Uguccioni v. United States Fidelity & Guaranty Co.

WIEAND, Judge:

The issue in this appeal is whether a roadway in a private residential development is an “insured location” under a homeowner’s insurance policy issued by United States Fidelity and Guaranty Company (USF & G).

Robert Uguccioni and Marilyn Kane Uguccioni, husband and wife, are the owners of a residence in the Cobble Creek Estates, Tannersville, Monroe County. The property is insured under a homeowner’s policy issued by USF & G. On March 7, 1987, Michael A. Pirrung was fatally injured while operating a Honda ATC, an all-terrain vehicle owned by the Uguccionis, along a private roadway within the *513Cobble Creek development. The administrators of the Estate of Michael A. Pirrung, deceased, have commenced an action against the Uguccionis to recover damages arising from Pirrung’s death. When USF & G refused to defend the action on behalf of its insureds, this action for declaratory judgment was brought to determine the question of coverage. The facts were stipulated by the parties and presented to the trial court for decision. The trial court held that USF & G was required to defend the action brought against its insureds and indemnify them in the event they were found liable for the death of Michael Pirrung.

The policy contains an exclusion from personal liability coverage “arising out of the ownership, maintenance, use, loading or unloading of ... (2) a motor vehicle owned or operated by, or rented or loaned by any insured____” A motor vehicle is defined, inter alia, as a “motorized land vehicle owned by any insured and designed for recreational use off public roads, while off an insured location.” An “insured location” is defined, in pertinent part, as “the residence premises” and “any premises used by you in connection with the [residence premises].”

Cobble Creek Estates is a private residential development, and the streets therein are privately owned. These streets, it would seem, are private property used by the insureds in connection with their insured residence. As such, the street on which Pirrung had his fatal accident was an “insured location.”

USF & G argues, however, that a contrary result is mandated by the decision of the Superior Court in Federal Kemper Ins. Co. v. Derr, 386 Pa.Super. 382, 563 A.2d 118 (1989). We disagree. The decision is not on all-fours with the facts of the instant case. In the Federal Kemper Insurance case, the Superior Court affirmed the trial court’s finding that a ten acre Forest Preserve property, on which the insured had placed a camper, was not the insured’s residence property and had not been purchased within the policy period so as to qualify as an insured *514location. It followed, therefore, that a private easement leading to the Forest Preserve property was also not an insured location. Consequently, the court’s discussion regarding the insured’s lack of responsibility to maintain a roadway within a private development was dictum. It is of no controlling effect in determining the issue now before this Court. The issue before the Court in the instant case is not whether the insureds were responsible for maintenance of the road on which their guest was killed but whether the road was an “insured location” within the coverage provided by the policy.
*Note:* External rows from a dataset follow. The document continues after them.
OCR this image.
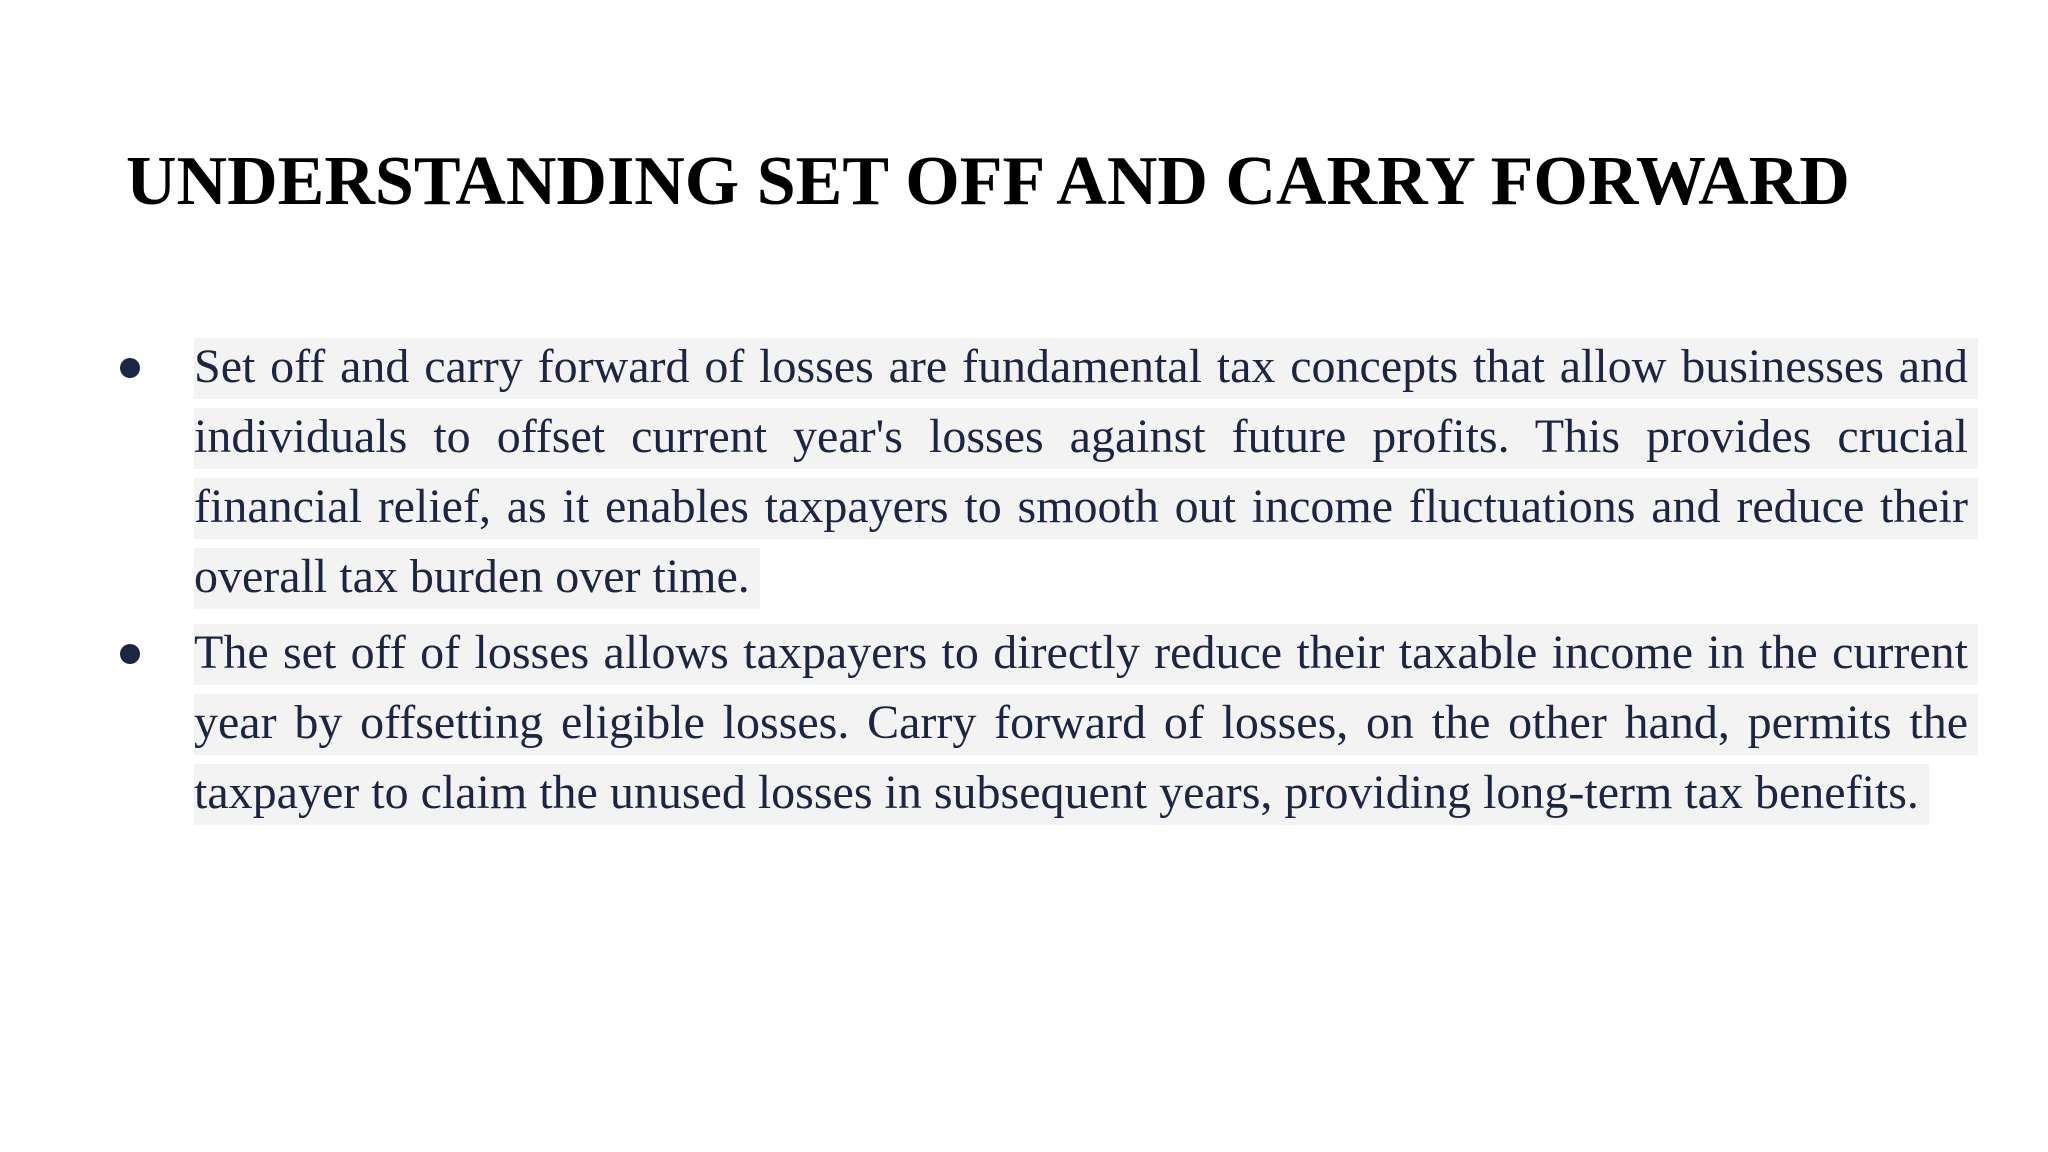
UNDERSTANDING SET OFF AND CARRY FORWARD
Set off and carry forward of losses are fundamental tax concepts that allow businesses and individuals to offset current year's losses against future profits. This provides crucial financial relief, as it enables taxpayers to smooth out income fluctuations and reduce their overall tax burden over time.
The set off of losses allows taxpayers to directly reduce their taxable income in the current year by offsetting eligible losses. Carry forward of losses, on the other hand, permits the taxpayer to claim the unused losses in subsequent years, providing long-term tax benefits.
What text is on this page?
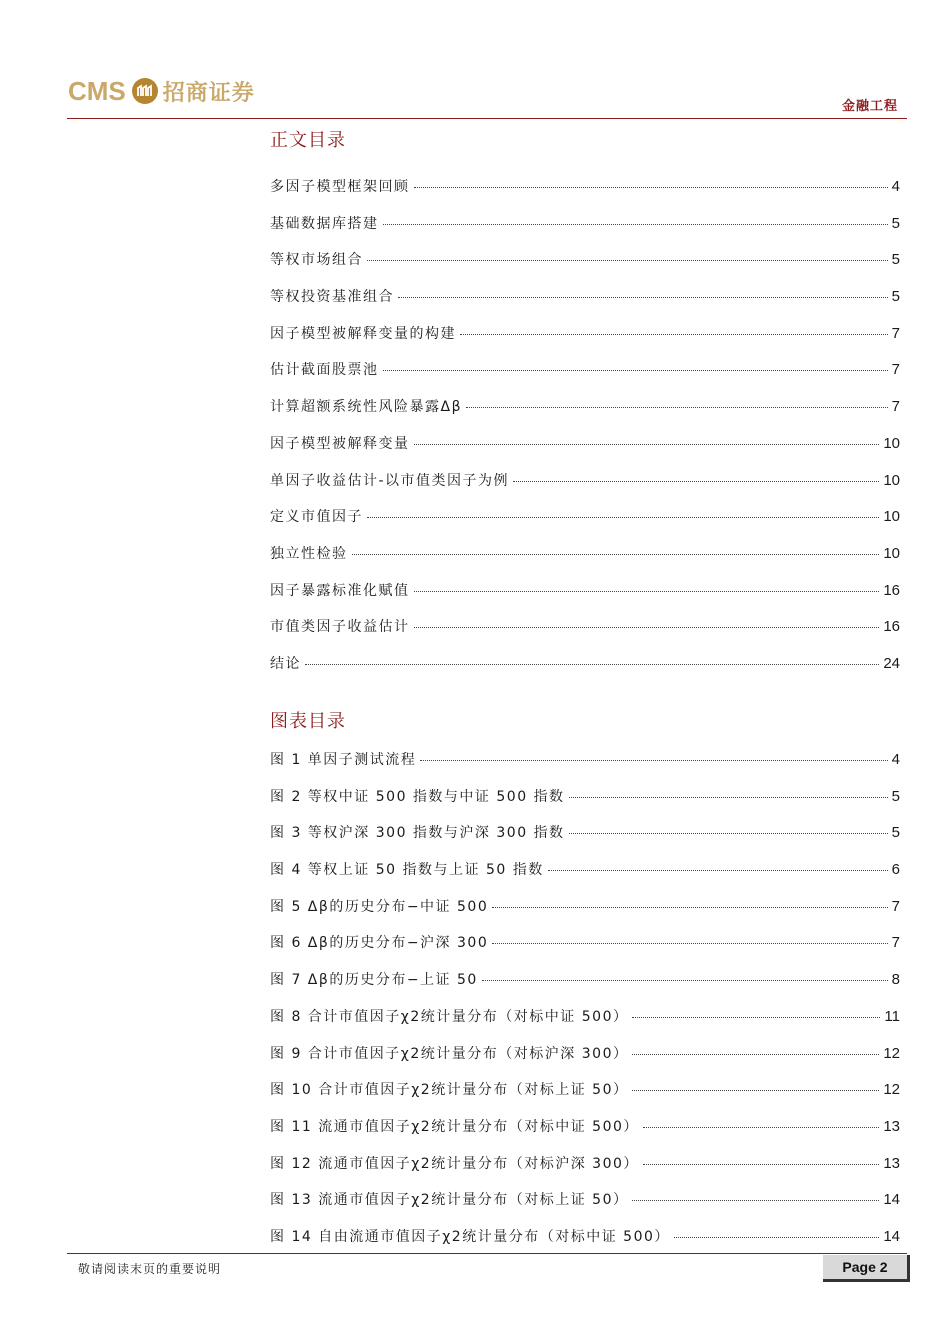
CMS 招商证券
金融工程
正文目录
多因子模型框架回顾	4
基础数据库搭建	5
等权市场组合	5
等权投资基准组合	5
因子模型被解释变量的构建	7
估计截面股票池	7
计算超额系统性风险暴露Δβ	7
因子模型被解释变量	10
单因子收益估计-以市值类因子为例	10
定义市值因子	10
独立性检验	10
因子暴露标准化赋值	16
市值类因子收益估计	16
结论	24
图表目录
图 1 单因子测试流程	4
图 2 等权中证 500 指数与中证 500 指数	5
图 3 等权沪深 300 指数与沪深 300 指数	5
图 4 等权上证 50 指数与上证 50 指数	6
图 5 Δβ的历史分布−中证 500	7
图 6 Δβ的历史分布−沪深 300	7
图 7 Δβ的历史分布−上证 50	8
图 8 合计市值因子χ2统计量分布（对标中证 500）	11
图 9 合计市值因子χ2统计量分布（对标沪深 300）	12
图 10 合计市值因子χ2统计量分布（对标上证 50）	12
图 11 流通市值因子χ2统计量分布（对标中证 500）	13
图 12 流通市值因子χ2统计量分布（对标沪深 300）	13
图 13 流通市值因子χ2统计量分布（对标上证 50）	14
图 14 自由流通市值因子χ2统计量分布（对标中证 500）	14
敬请阅读末页的重要说明	Page 2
The language used in the policy to define an “insured location” clearly is broad enough to include roads in a private development which are available for use in achieving access to the insured residence. Even if the language were to be deemed ambiguous, however, it would have to be construed in favor of the insured and against the insurer. Standard Venetian Blind Co. v. American Empire Insurance Co., 503 Pa. 300, 305, 469 A.2d 563, 566 (1983); Aetna Casualty and Surety Co. v. Drake, 343 Pa.Super. 114, 116, 494 A.2d 381, 382 (1985); Eichelberger v. Warner, 290 Pa.Super. 269, 273, 434 A.2d 747, 749 (1981); Frisch v. State Farm Fire and Casualty Co., 218 Pa.Super. 211, 214, 275 A.2d 849, 851 (1971).

We hold, therefore, that the all-terrain vehicle being operated by Michael Pirrung was on an “insured location” at the time of his fatal accident; and, therefore, the trial court correctly determined that USF & G, which had issued the homeowner’s policy, was required to defend its insureds in the action brought against them to recover for Pirrung’s death.

Affirmed.

BECK, J., files a concurring opinion.